I am usually dealing with 75 units and above, so I didn't take time to carefully calculate my numbers. Had I truly underwritten it I probably would have passed, unless there was a killer value add year 2. I like 8%-10% year one and 10%-14% COC year 2 through 5, with a 15-18% IRR.

I hope my initial recommendation on Multi Family has confused anyone.

Thats the issue im finding here local, im trying to buy within 1 hour from my home, so i can possibly self manage it, but im throwing in management numbers in the calculations to assure i have the room for it if i so choose. Most of the MF in my area lately have been selling with single digit CoC returns, just a little hard pressed to settle for such low returns. I could pay down one of my higher interest mortgage loans and nearly make equivalent returns...

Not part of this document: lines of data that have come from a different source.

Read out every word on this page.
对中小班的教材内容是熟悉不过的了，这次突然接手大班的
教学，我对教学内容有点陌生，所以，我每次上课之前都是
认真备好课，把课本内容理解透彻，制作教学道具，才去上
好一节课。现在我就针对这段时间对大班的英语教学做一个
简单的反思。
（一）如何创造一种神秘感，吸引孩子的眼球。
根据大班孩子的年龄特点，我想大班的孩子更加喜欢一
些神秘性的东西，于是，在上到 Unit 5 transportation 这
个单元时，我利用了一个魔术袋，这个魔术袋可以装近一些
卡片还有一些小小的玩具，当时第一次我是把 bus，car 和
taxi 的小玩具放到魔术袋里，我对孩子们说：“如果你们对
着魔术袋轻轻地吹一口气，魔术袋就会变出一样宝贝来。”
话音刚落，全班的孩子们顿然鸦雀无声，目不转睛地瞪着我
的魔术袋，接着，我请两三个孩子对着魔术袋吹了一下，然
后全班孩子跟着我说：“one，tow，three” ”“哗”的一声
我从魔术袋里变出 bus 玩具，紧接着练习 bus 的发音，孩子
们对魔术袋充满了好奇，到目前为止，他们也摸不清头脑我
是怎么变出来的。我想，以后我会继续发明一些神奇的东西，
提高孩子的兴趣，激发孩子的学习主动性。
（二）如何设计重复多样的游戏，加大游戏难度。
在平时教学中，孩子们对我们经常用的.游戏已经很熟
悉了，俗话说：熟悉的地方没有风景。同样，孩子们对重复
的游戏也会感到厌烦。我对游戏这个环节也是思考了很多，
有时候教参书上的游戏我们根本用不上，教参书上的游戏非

I get the fact that when a SF goes vacant, that its 100% vacant, but the last 5 years the longest ive had a rental vacant for is 5 days, most of my properties i have a contract for a new renter the next day after they move out. 

Minimum cash flow targeted generally relates to what the bank (small commercial bank) has for debt service coverage ratio requirements. I do aim for about a 10% cash on cash but with the market so tight and evaluating over a ten year hold I typically focus on an IRR of 20%. I do have some leeway here typically too though as the buying agent, investor, and property management company owner, but also always like each deal to stand on its own for resale purposes.

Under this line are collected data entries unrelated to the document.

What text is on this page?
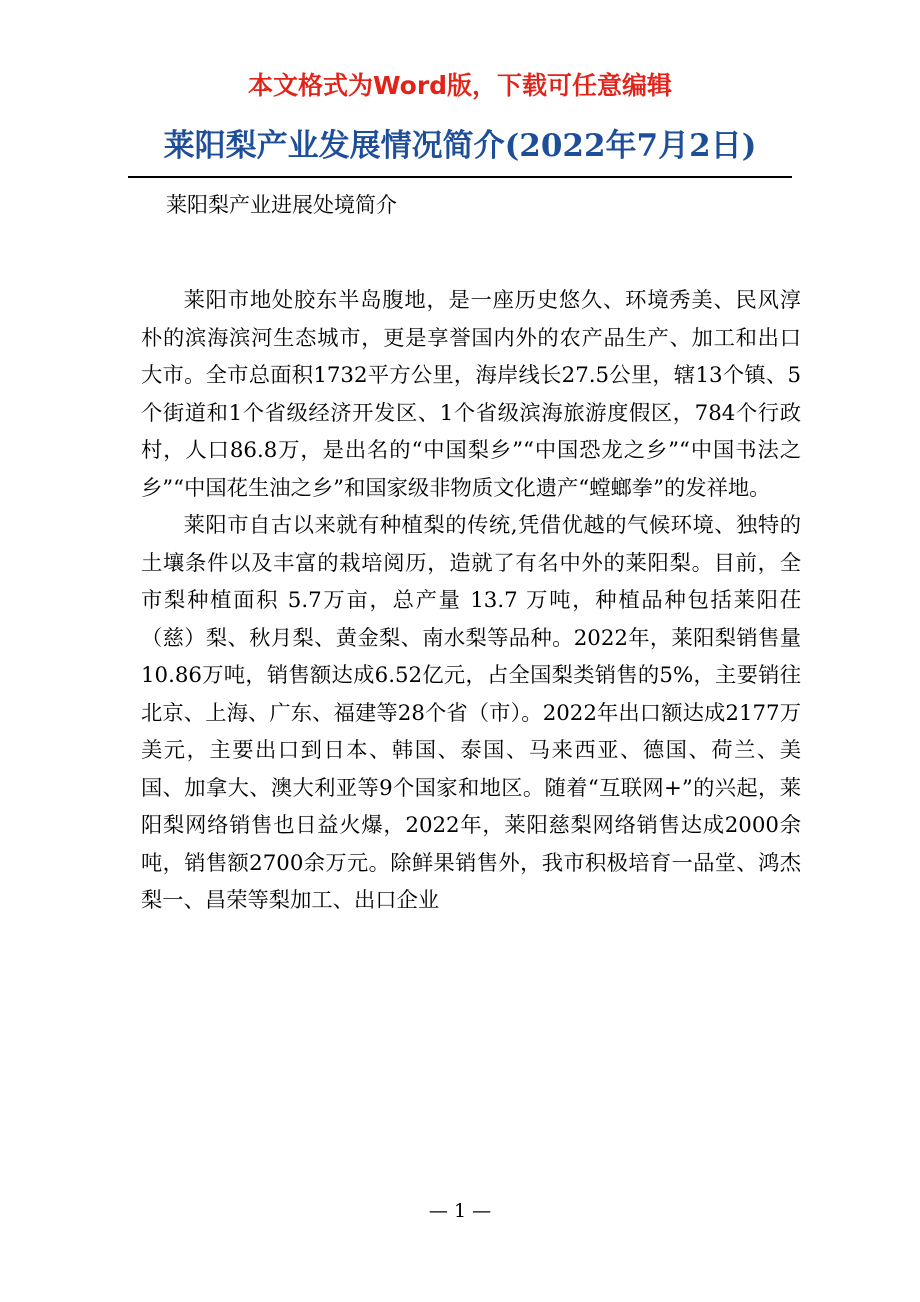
本文格式为Word版，下载可任意编辑
莱阳梨产业发展情况简介(2022年7月2日)

莱阳梨产业进展处境简介

莱阳市地处胶东半岛腹地，是一座历史悠久、环境秀美、民风淳朴的滨海滨河生态城市，更是享誉国内外的农产品生产、加工和出口大市。全市总面积1732平方公里，海岸线长27.5公里，辖13个镇、5个街道和1个省级经济开发区、1个省级滨海旅游度假区，784个行政村，人口86.8万，是出名的“中国梨乡”“中国恐龙之乡”“中国书法之乡”“中国花生油之乡”和国家级非物质文化遗产“螳螂拳”的发祥地。

莱阳市自古以来就有种植梨的传统,凭借优越的气候环境、独特的土壤条件以及丰富的栽培阅历，造就了有名中外的莱阳梨。目前，全市梨种植面积 5.7万亩，总产量 13.7 万吨，种植品种包括莱阳茌（慈）梨、秋月梨、黄金梨、南水梨等品种。2022年，莱阳梨销售量10.86万吨，销售额达成6.52亿元，占全国梨类销售的5%，主要销往北京、上海、广东、福建等28个省（市）。2022年出口额达成2177万美元，主要出口到日本、韩国、泰国、马来西亚、德国、荷兰、美国、加拿大、澳大利亚等9个国家和地区。随着“互联网+”的兴起，莱阳梨网络销售也日益火爆，2022年，莱阳慈梨网络销售达成2000余吨，销售额2700余万元。除鲜果销售外，我市积极培育一品堂、鸿杰梨一、昌荣等梨加工、出口企业

— 1 —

With arbitrary numbers and also less evaluation on how rents change over time you are probably missing some deals. In theory you could call some of my recent purchases value adds but it’s much more buying under rented properties then properties requiring extensive rehab

@William Huston Monthly cash flow per door is a good rule of thumb but it’s not the end all. As pointed out by others there are other more important metrics such as COC return. One thing that stood out from your example is that when going from $225K offer to $235K your cash flow went from $408 to $280. That seems strange. If you put down 20% you only finance 8K more. At 5.5% for 15 years the payment would be $65.